Historically, equities have offered superior long-term returns over assets such as bonds and cash—the well-known equity risk premium. The problem for many investors is that equity returns have become exceedingly volatile.
The goal is to capture that equity risk premium with less volatility, said Andrew Mitchell, vice-president and portfolio manager with Phillips, Hager & North (PH&N), speaking last week at PH&N’s pension trustee education seminar in Toronto.
So how do investors reduce volatility in an equity portfolio? Mitchell offered five strategies, along with the challenges presented by each.
Asset allocation-based approaches
The conventional approach, tactical asset allocation, seeks to reduce total portfolio volatility by shifting the equity allocation at the right time, based on relative risk/reward expectations for various asset classes, said Mitchell. The main challenge with this approach is that timing markets is difficult, and being out of the market at the wrong time can be very costly.
More recently, a variety of new asset allocation approaches have been developed to alter the total asset mix to better compensate for the volatility of equities (e.g., risk parity). The drawback to this strategy is that it requires investors to sacrifice exposure to the equity risk premium or leverage the other asset class exposures to achieve target returns, he explained.
Derivatives can be used to help mitigate volatility by purchasing portfolio insurance to hedge against losses. These strategies look to reduce volatility by holding another asset that tends to increase in value when equities are falling (e.g., put options or VIX futures).
These strategies have some merit; however, there is an ongoing cost to portfolio insurance that eats into long-term returns. Other pertinent challenges for include:
- complexity, both structurally and legally;
- operational and leverage risks;
- illiquid Canadian equity derivatives markets; and
- limited investor experience and/or comfort with executing these strategies.
By diversifying across various developed and emerging equity markets, said Mitchell, overall portfolio efficiency improves as risk is reduced while still attaining exposure to the equity risk premium. The basic premise, which has held in practice, is that global equity markets are not perfectly correlated.
However, recent experience has indicated some drawbacks. For one, the rise in equity market correlations with globalization has gradually diminished diversification benefits. Secondly, global diversification offers little protection from market crashes as correlations go to 1 during times of financial stress, he noted.
Nonetheless, geographic diversification still protects portfolios against sustained underperformance in a single geographic equity market.
Value or income strategies
Certain investment styles and strategies can produce a less volatile outcome as a by-product. Value or income strategies, for example, have delivered a material reduction in volatility in the past decade, said Mitchell. Some characteristics of these strategies suggest this could persist since, for example, value managers seek stocks where “the bad news is already being priced in.”

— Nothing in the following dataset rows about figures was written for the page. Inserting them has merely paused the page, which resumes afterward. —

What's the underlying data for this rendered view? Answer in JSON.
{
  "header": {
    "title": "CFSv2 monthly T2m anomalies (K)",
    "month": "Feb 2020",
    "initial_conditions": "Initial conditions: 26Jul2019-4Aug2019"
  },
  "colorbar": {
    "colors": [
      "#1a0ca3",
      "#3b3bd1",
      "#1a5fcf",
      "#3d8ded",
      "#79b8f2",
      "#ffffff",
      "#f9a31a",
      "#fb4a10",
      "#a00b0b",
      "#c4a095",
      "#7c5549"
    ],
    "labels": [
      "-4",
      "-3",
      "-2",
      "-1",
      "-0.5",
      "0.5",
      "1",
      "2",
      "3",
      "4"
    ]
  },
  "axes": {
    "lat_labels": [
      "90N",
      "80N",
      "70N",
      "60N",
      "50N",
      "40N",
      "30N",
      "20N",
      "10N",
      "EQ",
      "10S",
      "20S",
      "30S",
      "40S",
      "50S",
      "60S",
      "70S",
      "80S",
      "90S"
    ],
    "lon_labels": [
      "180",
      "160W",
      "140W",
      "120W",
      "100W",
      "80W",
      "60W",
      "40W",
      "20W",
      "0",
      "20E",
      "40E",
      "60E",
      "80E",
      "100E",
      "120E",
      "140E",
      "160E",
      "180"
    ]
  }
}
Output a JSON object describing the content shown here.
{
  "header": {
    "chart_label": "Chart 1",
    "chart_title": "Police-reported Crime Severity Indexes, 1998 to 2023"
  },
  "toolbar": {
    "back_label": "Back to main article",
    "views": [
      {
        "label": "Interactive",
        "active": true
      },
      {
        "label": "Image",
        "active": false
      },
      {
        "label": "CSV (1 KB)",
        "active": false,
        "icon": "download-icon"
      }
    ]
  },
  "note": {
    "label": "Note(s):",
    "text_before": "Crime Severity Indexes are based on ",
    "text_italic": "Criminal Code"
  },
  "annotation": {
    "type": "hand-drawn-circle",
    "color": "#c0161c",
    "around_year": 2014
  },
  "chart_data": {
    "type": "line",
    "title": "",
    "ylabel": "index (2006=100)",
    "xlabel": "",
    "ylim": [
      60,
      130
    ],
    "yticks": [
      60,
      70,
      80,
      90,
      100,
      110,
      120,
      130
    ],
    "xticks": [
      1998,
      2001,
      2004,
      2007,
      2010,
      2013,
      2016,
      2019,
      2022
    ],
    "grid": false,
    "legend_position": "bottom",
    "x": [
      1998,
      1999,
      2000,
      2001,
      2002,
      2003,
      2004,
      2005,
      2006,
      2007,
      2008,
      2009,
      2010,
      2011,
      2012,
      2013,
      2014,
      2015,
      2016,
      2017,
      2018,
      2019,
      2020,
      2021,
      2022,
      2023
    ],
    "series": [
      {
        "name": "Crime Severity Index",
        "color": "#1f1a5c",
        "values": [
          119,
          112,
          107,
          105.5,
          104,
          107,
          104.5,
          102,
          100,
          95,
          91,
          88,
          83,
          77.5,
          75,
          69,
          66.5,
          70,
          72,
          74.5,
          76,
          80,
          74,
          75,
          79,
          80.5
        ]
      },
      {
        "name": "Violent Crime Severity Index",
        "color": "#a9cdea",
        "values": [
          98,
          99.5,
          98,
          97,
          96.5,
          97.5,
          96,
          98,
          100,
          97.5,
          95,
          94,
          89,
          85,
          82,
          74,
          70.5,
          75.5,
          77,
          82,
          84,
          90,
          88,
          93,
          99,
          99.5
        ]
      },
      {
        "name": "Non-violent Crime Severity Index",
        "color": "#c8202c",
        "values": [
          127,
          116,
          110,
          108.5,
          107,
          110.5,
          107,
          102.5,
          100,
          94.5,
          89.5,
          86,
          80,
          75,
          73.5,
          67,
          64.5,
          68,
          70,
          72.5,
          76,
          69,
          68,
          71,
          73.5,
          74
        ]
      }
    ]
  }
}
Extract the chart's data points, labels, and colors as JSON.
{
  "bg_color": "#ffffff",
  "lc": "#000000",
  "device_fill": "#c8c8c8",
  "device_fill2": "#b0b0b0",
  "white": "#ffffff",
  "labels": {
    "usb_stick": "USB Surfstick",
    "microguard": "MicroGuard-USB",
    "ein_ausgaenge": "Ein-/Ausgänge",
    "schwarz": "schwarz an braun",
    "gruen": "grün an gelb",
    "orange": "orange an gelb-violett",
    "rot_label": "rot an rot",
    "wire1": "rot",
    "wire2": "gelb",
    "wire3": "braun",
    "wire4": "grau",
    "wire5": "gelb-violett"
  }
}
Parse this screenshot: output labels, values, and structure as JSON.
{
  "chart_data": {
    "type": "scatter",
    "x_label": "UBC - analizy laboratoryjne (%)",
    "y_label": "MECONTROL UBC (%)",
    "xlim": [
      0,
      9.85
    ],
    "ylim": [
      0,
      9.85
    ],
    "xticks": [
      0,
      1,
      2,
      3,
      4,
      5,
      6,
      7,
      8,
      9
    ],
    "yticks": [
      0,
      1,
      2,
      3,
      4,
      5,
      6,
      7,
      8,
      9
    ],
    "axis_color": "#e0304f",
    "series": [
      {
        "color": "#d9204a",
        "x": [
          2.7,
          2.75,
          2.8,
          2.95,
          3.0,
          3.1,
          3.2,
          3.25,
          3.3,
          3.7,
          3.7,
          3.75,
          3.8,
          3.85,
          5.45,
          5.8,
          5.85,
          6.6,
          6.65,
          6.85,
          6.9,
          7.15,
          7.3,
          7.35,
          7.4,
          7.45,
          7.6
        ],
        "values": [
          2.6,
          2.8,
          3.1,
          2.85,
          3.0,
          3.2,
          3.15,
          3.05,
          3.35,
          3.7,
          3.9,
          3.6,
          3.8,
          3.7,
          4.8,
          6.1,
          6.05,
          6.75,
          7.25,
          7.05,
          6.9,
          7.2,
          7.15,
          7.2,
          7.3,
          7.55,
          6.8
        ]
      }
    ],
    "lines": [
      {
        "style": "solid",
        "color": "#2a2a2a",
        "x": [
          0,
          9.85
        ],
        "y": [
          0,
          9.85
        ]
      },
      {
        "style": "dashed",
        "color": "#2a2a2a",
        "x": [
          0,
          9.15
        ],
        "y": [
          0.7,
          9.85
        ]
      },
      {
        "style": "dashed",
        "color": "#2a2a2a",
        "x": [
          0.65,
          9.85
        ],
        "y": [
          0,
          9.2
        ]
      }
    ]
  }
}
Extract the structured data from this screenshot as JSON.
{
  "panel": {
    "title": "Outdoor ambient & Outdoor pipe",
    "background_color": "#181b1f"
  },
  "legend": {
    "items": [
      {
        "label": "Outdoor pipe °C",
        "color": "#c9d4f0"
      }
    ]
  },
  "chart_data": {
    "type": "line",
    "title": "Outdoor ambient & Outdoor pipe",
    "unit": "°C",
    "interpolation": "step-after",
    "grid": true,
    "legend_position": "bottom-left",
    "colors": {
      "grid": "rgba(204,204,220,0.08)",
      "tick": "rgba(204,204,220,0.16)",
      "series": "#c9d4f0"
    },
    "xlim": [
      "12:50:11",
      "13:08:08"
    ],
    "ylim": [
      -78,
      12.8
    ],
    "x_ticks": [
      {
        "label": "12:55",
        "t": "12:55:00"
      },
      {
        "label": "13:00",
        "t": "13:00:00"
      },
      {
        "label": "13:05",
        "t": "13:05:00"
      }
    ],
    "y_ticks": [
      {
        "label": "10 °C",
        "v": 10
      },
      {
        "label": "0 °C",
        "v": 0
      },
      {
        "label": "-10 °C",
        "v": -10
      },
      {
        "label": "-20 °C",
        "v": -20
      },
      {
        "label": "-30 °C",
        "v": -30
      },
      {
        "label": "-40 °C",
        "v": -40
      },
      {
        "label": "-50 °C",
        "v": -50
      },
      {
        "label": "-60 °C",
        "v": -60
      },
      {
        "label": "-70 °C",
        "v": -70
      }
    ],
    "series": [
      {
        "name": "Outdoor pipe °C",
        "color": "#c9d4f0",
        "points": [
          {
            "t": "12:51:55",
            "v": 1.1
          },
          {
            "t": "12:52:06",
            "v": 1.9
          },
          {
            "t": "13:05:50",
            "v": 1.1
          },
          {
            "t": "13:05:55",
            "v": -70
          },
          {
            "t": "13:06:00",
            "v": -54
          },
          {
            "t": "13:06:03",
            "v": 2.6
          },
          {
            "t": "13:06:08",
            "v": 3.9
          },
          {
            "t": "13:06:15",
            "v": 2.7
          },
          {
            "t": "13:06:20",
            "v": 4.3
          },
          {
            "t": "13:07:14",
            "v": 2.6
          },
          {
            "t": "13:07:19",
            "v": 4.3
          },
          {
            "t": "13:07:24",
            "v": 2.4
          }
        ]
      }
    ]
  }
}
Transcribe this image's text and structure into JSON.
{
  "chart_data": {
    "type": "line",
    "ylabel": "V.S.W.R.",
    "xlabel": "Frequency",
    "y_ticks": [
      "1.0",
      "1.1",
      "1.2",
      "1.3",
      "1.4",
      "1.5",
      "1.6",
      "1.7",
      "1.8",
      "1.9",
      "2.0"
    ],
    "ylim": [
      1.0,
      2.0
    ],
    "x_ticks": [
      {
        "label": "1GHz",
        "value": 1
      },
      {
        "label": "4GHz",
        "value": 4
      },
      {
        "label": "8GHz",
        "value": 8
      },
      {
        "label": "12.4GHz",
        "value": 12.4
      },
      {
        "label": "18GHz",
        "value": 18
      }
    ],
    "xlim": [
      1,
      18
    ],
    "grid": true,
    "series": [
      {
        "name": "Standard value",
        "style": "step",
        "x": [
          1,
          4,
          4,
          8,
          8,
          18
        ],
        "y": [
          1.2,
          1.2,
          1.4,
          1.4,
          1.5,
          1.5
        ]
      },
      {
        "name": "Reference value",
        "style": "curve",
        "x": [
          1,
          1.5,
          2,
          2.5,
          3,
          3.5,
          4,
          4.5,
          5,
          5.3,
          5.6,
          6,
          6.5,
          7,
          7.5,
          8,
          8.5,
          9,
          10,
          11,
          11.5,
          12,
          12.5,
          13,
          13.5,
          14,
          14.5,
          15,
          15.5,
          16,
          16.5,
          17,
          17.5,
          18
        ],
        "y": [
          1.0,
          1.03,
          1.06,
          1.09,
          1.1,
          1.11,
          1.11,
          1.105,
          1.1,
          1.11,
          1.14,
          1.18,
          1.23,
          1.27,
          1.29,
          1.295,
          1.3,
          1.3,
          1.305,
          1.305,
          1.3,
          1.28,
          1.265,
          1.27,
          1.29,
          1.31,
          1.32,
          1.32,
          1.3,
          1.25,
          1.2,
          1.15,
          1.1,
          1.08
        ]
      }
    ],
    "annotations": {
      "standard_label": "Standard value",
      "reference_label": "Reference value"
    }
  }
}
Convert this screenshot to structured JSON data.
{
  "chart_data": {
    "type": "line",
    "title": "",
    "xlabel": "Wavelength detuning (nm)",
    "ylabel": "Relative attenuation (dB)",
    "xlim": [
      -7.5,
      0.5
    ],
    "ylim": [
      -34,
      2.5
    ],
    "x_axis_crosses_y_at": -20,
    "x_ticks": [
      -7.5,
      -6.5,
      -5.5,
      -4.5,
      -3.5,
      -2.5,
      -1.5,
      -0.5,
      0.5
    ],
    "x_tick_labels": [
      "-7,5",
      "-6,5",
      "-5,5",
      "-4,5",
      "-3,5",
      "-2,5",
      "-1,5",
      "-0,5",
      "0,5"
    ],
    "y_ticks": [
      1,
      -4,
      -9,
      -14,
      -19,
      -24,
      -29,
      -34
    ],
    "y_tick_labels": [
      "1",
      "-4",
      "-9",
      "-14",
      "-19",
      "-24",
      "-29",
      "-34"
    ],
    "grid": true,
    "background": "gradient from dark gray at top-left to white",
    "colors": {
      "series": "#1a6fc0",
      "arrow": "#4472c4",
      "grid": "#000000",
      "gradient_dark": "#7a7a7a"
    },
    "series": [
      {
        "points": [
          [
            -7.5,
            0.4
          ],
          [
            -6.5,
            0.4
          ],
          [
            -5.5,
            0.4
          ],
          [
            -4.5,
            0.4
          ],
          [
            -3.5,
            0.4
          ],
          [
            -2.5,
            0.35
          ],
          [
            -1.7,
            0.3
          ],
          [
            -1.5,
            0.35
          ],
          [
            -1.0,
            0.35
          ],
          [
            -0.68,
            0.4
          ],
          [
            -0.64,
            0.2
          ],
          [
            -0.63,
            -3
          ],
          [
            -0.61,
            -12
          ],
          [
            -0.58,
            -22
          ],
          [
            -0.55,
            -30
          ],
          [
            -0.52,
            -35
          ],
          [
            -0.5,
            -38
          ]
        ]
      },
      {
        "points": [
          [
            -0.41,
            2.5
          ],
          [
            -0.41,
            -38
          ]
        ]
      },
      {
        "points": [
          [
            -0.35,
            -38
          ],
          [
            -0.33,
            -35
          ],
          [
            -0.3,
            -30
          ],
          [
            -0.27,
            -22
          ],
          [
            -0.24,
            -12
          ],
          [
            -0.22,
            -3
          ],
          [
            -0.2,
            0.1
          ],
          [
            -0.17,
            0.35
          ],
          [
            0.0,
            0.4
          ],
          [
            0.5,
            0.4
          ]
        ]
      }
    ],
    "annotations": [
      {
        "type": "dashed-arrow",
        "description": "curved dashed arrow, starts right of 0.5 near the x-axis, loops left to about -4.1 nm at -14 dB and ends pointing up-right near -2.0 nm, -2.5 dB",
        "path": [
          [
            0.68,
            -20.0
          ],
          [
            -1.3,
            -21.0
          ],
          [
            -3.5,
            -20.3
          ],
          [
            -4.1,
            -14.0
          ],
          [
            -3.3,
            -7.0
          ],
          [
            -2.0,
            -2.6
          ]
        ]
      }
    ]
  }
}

However, the challenge for investors is to recognize that volatility reduction is a by-product of most of these strategies as opposed to the primary mission. Consequently, investors need to assure themselves that they have adequately evaluated the investment process and the managers’ skill being considered to ensure that a less volatile portfolio is a sustainable expectation—and not just a coincidence.
Low-volatility equity strategies
While income and value strategies may (or may not) result in reduced volatility as a by-product of their investment process, minimizing volatility is the primary objective of low-volatility strategies. And, Mitchell added, these strategies mitigate volatility without any of the complexities of the above strategies.
According to modern portfolio theory, riskier assets should offer higher returns, and riskier individual securities should also offer higher returns within their overall asset class. But the latter part of that theory has been turned on its head, said Mitchell.
Research from PH&N and others has demonstrated that “risky stocks don’t deliver superior returns; they actually tend to deliver inferior returns.” Simply put, research suggests that no risk premium exists within equities as an asset class.
So, low-volatility equity strategies look to take advantage of this anomaly by turning the traditional investment objective on its head. Rather than maximizing returns relative to an equity index benchmark as the primary goal, these are long-only portfolios designed to build a diversified portfolio that will minimize volatility at any moment in time, said Mitchell, with the objective of generating superior risk-adjusted returns over a full market cycle.
These strategies also offer a number of positives for investors. The portfolios tend to emphasize stable stocks and businesses and a smaller weighting in more volatile/cyclical businesses such as resources. The focus on minimizing volatility tends to result in a more diversified portfolio (since these portfolios are not constructed with reference to a specific index). Finally, the resulting portfolio typically delivers a higher yield than the S&P/TSX.
“If we can achieve excess return in the least risky stocks,” Mitchell explained, “it results in a much more efficient portfolio.”
But while these strategies are generally easy to implement, they are not without their own challenges. The returns for these strategies tend to sharply outperform in falling markets, but lag in sharply rising markets, so investors need to prepare themselves for a different path of returns than a traditional index. Mitchell also indicated that traditional return-focused benchmarking is not enough with these strategies.
Since the main objective is to reduce equity volatility and deliver a more efficient portfolio, measures of reward to risk are more appropriate, he said.